In the case of sensorless drive, the rotor position cannot be detected when the rotor is stopped, and the stator must be energized without knowing the rotor position at startup. Depending on the position of the stopped rotor, it rotates forward or backward. Therefore, in the case of sensorless drive, it is first determined whether the motor is rotating forward or backward with the counter electromotive voltage generated in the stator after startup, and in the case of reverse rotation, the energization is immediately stopped and restarted. Therefore, it is necessary to repeat until the rotation is forward.

However, according to this modification, the rotor is not completely stopped even in the sensorless drive, so the position and the rotation direction of the rotor can be detected, and the rotation direction of the motor 11 can be detected when the hand is reinserted. The processing time for detecting the pressure and the processing time until the forward rotation in the case of reverse rotation can be omitted, and air can be immediately ejected from the nozzle 2. Therefore, the sensorless drive motor 11 is easily adopted. In general, since a sensorless drive motor is less expensive than a sensor drive motor, the manufacturing cost can be reduced by using a sensorless drive motor.

Embodiment 2. FIG.
FIG. 4 is a cross-sectional view illustrating a schematic configuration of the hand dryer 30 according to the second embodiment of the present invention. In addition, about the structure similar to the said Embodiment 1, the same code | symbol is attached | subjected and detailed description is abbreviate | omitted. In the hand drying device 30 according to the second embodiment, no concave portion is formed on the top surface of the box body 37, and air is jetted below the box body 37 from the nozzle 32 provided on the bottom surface of the box body 37. The A space below the box 37 in which air is ejected from the nozzle 32 is a hand drying unit 31 which is a drying processing space. Also in the hand drying device 30 according to the second embodiment, the motor 11 rotates after the hand is removed from the hand drying unit 31 by operating according to the operation procedure shown in FIG. The time to do can be shortened. Further, in the hand drying device 30 according to the second embodiment as well, after the hand is extracted from the hand drying unit 31 by operating according to the operation procedure shown in FIG. It is possible to shorten the time until the generation of noise and the ejection of air during reinsertion.

The configuration described in the above embodiment shows an example of the contents of the present invention, and can be combined with another known technique, and can be combined with other configurations without departing from the gist of the present invention.
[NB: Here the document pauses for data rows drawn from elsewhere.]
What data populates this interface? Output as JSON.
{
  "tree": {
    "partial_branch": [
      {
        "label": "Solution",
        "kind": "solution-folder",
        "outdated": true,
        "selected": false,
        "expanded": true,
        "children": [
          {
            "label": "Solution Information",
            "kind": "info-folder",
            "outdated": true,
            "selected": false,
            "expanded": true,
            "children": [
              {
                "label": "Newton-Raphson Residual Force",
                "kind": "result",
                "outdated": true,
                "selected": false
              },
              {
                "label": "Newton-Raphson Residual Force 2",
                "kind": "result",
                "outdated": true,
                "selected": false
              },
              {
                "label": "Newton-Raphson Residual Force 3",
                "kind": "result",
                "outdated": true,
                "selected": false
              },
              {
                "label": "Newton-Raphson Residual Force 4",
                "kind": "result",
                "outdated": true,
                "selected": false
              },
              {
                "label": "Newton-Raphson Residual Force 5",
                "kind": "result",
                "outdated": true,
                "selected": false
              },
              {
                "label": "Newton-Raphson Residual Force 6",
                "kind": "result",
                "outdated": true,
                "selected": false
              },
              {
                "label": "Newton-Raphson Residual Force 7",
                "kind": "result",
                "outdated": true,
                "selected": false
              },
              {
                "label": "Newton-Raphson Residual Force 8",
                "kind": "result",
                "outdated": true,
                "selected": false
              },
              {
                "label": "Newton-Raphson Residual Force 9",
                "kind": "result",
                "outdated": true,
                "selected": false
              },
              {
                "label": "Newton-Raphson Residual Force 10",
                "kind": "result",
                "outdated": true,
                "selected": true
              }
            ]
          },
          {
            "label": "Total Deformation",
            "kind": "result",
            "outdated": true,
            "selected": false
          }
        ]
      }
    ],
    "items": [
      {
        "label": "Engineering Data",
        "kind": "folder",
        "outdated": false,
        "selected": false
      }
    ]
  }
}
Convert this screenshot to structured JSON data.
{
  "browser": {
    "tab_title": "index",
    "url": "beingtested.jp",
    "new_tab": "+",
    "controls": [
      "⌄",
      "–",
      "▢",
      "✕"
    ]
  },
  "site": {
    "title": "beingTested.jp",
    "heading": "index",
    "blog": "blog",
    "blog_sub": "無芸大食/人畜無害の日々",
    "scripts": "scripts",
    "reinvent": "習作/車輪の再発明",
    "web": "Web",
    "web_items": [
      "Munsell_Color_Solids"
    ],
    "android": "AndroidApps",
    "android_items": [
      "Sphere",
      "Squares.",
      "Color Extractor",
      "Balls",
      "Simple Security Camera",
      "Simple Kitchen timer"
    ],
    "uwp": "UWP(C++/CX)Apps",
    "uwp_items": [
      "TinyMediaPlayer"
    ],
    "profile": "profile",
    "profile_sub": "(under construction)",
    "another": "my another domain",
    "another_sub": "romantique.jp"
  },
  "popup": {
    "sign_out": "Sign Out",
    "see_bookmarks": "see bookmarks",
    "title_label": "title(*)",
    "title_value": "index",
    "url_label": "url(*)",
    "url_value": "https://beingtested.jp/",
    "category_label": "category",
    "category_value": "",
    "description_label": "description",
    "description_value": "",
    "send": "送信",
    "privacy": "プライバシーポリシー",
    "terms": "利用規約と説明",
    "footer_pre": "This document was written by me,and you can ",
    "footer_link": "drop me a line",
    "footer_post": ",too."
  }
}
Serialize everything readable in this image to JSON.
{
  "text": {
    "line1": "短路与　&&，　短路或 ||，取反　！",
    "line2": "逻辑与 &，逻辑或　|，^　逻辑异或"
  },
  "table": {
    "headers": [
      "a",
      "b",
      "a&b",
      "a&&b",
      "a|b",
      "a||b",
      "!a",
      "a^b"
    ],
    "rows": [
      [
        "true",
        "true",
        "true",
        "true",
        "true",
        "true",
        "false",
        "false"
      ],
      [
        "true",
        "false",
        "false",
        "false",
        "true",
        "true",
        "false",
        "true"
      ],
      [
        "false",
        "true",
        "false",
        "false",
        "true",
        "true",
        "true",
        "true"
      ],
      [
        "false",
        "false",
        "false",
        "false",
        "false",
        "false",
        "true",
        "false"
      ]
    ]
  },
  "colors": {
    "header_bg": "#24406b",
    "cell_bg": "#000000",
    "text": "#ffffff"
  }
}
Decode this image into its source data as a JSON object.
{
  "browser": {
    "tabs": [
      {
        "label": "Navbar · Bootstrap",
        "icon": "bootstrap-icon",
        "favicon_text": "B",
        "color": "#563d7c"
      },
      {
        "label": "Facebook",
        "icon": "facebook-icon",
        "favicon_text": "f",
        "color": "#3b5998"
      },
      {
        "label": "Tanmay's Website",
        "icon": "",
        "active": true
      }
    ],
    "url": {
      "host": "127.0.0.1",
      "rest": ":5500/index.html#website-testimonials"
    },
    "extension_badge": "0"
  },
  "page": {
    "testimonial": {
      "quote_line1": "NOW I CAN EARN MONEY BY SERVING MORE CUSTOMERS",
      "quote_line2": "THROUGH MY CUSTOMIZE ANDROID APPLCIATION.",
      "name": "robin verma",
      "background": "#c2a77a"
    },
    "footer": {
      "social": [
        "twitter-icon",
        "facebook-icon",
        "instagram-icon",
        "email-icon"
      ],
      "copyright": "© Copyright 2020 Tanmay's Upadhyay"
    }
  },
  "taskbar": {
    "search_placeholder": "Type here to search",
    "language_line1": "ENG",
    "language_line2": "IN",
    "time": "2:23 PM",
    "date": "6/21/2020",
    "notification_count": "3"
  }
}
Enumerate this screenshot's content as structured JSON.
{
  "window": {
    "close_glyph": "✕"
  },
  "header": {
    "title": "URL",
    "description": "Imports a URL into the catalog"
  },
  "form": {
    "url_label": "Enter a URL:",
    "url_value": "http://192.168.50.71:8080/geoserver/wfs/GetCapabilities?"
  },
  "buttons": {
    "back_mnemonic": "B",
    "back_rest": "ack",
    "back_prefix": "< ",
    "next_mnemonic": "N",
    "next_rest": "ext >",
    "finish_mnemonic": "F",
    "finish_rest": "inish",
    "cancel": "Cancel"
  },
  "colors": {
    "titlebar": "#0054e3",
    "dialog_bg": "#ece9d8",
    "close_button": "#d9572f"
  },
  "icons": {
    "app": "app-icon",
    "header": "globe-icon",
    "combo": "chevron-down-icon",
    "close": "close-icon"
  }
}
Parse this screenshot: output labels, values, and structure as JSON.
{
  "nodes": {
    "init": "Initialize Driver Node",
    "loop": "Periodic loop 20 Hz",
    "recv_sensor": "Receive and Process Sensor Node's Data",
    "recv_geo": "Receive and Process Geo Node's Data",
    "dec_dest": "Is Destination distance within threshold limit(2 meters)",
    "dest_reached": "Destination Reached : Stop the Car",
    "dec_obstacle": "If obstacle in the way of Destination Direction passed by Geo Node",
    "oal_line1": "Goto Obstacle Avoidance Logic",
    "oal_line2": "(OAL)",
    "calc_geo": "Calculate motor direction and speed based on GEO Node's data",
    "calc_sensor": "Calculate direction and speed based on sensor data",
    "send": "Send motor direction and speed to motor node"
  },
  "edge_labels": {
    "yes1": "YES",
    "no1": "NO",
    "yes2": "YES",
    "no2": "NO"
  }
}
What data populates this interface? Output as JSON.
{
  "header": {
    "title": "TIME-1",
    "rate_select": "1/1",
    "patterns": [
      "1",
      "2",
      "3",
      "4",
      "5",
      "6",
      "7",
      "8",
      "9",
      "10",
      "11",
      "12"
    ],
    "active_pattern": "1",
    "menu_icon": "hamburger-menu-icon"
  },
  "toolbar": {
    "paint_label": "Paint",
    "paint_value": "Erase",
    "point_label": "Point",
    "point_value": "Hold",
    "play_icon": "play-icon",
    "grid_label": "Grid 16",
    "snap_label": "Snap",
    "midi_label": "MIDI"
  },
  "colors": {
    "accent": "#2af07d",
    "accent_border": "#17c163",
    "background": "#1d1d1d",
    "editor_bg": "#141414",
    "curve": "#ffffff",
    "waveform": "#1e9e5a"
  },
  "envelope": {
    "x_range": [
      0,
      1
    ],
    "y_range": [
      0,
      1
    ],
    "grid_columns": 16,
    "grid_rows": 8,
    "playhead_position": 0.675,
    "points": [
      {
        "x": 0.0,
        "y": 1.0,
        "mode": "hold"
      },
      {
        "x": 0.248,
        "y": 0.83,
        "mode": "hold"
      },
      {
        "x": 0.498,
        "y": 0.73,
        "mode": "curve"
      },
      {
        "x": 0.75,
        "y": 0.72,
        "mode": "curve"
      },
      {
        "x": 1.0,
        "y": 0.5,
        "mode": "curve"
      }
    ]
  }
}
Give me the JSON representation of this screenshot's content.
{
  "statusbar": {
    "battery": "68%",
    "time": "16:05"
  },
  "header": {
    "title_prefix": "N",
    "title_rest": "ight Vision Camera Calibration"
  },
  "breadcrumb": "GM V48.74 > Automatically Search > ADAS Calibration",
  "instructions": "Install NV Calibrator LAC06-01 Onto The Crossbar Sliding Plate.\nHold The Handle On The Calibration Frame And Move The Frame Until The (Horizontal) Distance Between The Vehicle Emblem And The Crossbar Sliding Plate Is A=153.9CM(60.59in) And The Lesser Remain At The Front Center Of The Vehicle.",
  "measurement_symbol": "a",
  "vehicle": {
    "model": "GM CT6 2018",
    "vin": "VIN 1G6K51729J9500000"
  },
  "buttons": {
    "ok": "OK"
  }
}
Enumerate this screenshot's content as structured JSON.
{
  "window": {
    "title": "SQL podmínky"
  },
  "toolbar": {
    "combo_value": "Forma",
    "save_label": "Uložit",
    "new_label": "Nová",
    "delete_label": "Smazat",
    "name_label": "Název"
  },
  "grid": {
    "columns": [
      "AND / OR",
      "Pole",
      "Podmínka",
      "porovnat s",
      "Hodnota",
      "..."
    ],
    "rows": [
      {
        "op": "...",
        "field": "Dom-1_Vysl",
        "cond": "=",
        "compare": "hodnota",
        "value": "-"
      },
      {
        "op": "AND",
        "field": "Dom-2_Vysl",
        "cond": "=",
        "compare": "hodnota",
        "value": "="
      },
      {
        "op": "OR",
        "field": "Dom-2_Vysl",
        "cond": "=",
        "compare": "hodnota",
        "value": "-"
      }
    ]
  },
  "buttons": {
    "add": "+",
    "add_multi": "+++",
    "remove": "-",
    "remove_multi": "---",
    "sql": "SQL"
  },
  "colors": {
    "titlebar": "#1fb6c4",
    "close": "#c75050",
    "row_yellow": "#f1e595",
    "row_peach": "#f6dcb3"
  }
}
It is also possible to omit or change the part.

1 hand insertion part (drying treatment space), 2, 32 nozzles, 3 hand detection sensor, 5 drain tank, 6 control part, 7, 37 box, 8 suction port, 9 air path, 10 high pressure air flow generator (air Flow generator), 11 motor, 12 turbofan, 20, 30 hand dryer, 31 hand dryer (drying space).

Claims

Box and
An air flow generator provided in the box for generating an air flow by rotation of a motor;
A nozzle that is provided in the box and causes the airflow generated by the airflow generator to be ejected into the drying treatment space;
A hand detection sensor for detecting insertion and extraction of a hand from the drying processing space;
Control for rotating the motor of the airflow generator when the hand detection sensor detects insertion of a hand, and control for forcibly decelerating rotation of the motor when removal of the hand is detected A hand-drying device.
2. The hand drying apparatus according to claim 1, wherein the control unit performs control to forcibly stop the rotation of the motor when the hand detection sensor detects removal of a hand.
The control unit performs control to rotate the motor of the airflow generation device at a first rotational speed when the hand detection sensor detects insertion of a hand, and when the hand detection is detected, The hand dryer according to claim 1, wherein control is performed to forcibly decelerate the rotation to a second rotational speed that is less than the first rotational speed.